Rekomendowane odpowiedzi

Opublikowano

Cześć. Ładnie proszę o wyjaśnienie mi jak pięcioletniemu dziecku, czy, ile i jakich cyrkulatorów muszę nakupić, żeby to akwarium działało z pyszczakami. Akwaria mam od dobrych 8 lat, ale nigdy nie stosowałam w nich cyrkulatorów. Nie bardzo wiem o co w tym chodzi.

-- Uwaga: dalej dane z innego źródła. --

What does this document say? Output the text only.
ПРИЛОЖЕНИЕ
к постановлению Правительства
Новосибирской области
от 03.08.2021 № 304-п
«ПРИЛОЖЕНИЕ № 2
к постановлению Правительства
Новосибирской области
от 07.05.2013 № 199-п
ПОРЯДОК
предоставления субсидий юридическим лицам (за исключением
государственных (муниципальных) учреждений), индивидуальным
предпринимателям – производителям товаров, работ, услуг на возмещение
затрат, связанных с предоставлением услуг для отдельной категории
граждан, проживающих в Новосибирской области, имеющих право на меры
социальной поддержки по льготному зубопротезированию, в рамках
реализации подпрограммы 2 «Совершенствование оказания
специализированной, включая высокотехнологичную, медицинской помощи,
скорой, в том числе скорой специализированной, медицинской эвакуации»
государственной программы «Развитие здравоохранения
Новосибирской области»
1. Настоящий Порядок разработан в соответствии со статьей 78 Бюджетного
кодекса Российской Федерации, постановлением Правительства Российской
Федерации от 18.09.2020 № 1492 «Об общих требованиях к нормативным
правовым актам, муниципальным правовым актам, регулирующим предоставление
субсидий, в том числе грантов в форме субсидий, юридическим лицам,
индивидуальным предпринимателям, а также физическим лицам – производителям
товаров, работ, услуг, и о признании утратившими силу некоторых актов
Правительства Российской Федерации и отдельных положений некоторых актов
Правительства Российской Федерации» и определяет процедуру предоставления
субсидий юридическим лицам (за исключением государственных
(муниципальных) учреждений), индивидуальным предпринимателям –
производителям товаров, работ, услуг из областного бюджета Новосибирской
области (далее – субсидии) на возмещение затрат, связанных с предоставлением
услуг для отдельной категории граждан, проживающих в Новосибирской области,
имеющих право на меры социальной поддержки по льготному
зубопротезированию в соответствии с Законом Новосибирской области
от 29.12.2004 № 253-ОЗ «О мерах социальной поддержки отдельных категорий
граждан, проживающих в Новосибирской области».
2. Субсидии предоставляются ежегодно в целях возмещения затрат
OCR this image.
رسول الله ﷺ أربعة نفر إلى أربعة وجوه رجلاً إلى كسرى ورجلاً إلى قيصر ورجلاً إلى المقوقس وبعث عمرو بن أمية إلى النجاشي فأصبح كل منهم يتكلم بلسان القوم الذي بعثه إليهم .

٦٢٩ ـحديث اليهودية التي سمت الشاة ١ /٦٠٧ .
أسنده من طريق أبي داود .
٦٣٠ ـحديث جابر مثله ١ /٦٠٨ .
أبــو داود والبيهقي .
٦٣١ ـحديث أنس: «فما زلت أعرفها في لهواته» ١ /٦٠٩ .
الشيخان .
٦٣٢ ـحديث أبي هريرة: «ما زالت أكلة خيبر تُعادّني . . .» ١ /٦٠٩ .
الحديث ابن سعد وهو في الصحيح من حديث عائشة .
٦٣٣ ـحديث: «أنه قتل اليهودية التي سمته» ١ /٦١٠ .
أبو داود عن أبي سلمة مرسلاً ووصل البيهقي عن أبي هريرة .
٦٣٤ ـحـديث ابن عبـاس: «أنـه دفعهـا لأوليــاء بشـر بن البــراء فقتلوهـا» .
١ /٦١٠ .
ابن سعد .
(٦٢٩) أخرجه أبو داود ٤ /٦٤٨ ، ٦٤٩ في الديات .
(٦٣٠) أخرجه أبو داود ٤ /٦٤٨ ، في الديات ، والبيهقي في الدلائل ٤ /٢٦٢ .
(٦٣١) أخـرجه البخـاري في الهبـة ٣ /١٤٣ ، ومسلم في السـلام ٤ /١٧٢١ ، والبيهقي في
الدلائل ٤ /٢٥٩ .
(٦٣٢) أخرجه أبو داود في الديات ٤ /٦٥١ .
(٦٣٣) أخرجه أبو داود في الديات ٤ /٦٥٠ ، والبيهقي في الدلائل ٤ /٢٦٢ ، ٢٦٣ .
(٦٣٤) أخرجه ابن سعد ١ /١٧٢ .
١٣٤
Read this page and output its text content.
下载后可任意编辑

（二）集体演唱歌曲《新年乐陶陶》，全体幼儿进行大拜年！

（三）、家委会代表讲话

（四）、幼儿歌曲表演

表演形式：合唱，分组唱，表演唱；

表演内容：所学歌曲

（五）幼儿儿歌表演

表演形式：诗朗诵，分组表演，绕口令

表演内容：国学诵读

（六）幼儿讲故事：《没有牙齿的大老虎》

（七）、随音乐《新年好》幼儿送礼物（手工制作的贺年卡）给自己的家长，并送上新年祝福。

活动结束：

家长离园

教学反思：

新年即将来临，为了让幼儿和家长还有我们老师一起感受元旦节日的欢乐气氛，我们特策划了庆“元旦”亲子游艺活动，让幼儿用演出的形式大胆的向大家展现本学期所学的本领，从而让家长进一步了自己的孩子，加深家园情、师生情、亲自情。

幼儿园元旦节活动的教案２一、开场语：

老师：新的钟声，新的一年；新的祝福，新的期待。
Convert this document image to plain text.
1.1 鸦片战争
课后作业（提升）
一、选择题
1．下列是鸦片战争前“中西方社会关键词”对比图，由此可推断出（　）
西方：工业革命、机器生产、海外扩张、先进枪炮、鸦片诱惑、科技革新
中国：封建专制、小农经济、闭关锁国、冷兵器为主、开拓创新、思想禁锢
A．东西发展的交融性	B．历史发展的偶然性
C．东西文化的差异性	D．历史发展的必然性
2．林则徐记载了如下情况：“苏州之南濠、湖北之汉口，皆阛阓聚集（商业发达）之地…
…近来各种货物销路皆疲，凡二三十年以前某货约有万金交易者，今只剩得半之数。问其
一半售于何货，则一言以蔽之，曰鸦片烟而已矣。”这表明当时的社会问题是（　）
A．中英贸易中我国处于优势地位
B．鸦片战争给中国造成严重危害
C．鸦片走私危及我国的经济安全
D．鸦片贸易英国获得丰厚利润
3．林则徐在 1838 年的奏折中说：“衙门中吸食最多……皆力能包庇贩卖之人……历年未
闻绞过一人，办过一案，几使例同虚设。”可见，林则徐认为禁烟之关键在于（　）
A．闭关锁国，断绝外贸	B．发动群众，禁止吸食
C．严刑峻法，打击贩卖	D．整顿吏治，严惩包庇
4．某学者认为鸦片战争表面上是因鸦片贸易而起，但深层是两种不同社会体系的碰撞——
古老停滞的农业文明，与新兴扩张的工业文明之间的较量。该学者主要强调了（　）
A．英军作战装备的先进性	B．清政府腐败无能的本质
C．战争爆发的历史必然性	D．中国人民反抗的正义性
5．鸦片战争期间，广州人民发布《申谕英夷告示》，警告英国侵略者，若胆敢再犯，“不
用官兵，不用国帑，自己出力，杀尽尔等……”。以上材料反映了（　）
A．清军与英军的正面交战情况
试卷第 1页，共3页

To moje 300l, które czeka na wyprowadzkę aktualnych lokatorów  i wprowadzenie nowych. Filtrację biologiczną stanowi kubełek Aquael Ultramax 2000, mechaniczną Aquael Unimax 250. Mam nadzieję, że to wystarczająco. 

Wiem, że pyśki lubią duży ruch wody. Wiem, że praktycznie każdy stosuje cyrkulatory. Jednak sam ultramax robi mi w środku mega pralkę na pełnych obrotach. Na ten moment jest skręcony na pół mocy, żeby biedne drobnoustki dały radę pływać, zanim się wyprowadzą. Czy w takim układzie dodatkowe cyrkulatory są potrzebne? Należy je ustawić jakoś między kamieniami, żeby nie było pozbawionych ruchu wody stref, czy może po wpuszczeniu ryb patrzeć, gdzie ewentualnie zbiera się syf i według tego je kupować i ustawiać? Jestem kompletnie zielona w temacie, a jeśli zakupów należy dokonać przed kupieniem mieszkańców to bardzo proszę o rady czego i ile sztuk kupić

342746578_607912871357367_4182905024244118127_n.jpg

Opublikowano

Pytanie z cyklu niemożliwych do udzielenia jednoznacznej odpowiedzi. Może starczą same wyloty z filtrów, a może z jeden będzie warto dołożyć. Zobaczysz z czasem. Dużo zależy od wielkości obsady, sposobu karmienia. Na razie popatrz, co będzie na samych filtrach. Jak się nie uda tak ustawić wylotów, żebyś była zadowolona, to sobie coś tam dokupisz.

Opublikowano

trochę jest jednoznaczna, bo w sumie to już wiem, że mogę obserwować i reagować, nie muszę koniecznie mieć gotowego wszystkiego zanim dotrą ryby. Dziękuję, o to chodziło 

Opublikowano (edytowane)

O cyrkulatorze pomyśl wtedy , jak wpuścisz ryby i zaobserwujesz jak i gdzie gromadzą się odchody czy resztki jedzenia.  Może być , ze cyrkulator okaże się zbędny, tym bardziej , że widzę coś pływającego po dnie. Z drugiej strony takie ustawienie kamieni sugeruje jednak , że będzie potrzebny cyrkulator. Ale to jest akurat rzecz z którą nie musisz się spieszyć z zakupem.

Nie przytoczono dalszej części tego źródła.